Higher level features are less likely to be covered by tests and more likely to break just because of their complexity however you wont have many average people using them.
Former Opera people can tell a few stories there.
[EDIT: Firefox branding used to use the word privacy a lot. I can't find it on their website much at all anymore.]
Firefox doesn’t sell access to your personal information
like other companies. From privacy tools to tracking
protection, you’re in charge of who sees what.
Here’s how Firefox protects your privacy
For instance, from the same page 8 years ago: "we have experts around the globe working around the clock to keep you (and your personal information) safe."
Or this quote from the equivalent site 6 years ago:
"And, as a non-profit organization, protecting your privacy by keeping you in control over your personal information is a key part of our mission."

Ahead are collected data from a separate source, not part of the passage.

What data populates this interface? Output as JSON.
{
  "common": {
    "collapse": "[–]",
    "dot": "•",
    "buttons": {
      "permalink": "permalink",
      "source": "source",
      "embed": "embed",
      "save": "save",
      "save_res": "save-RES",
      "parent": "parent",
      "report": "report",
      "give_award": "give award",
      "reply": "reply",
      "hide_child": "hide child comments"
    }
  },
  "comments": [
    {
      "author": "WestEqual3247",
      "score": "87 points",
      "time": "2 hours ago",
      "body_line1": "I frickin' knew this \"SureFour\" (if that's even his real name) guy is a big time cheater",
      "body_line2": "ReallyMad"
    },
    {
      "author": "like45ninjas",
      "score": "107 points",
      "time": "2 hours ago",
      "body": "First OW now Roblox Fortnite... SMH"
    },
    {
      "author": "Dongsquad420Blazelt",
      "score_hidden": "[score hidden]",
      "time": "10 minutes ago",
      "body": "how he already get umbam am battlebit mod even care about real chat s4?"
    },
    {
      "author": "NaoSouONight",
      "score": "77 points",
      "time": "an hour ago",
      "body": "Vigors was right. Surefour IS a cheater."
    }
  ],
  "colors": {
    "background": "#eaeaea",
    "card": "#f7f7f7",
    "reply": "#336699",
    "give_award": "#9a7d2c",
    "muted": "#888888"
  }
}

These users will be installing Chrome, not Firefox.
The switch barrier is non existent.
Most of the replies in this thread are ideological. Nobody is arguing CSS rendering speed comparisons and such.
People use Firefox because they like it.
People are irrational but like is huge. Toyota over Hyundai. Vacations at the sea instead of skiing. Firefox over Chrome.
The like is a habit, but if all things are equal and free, a very flexible one.
And this move will also drive them away.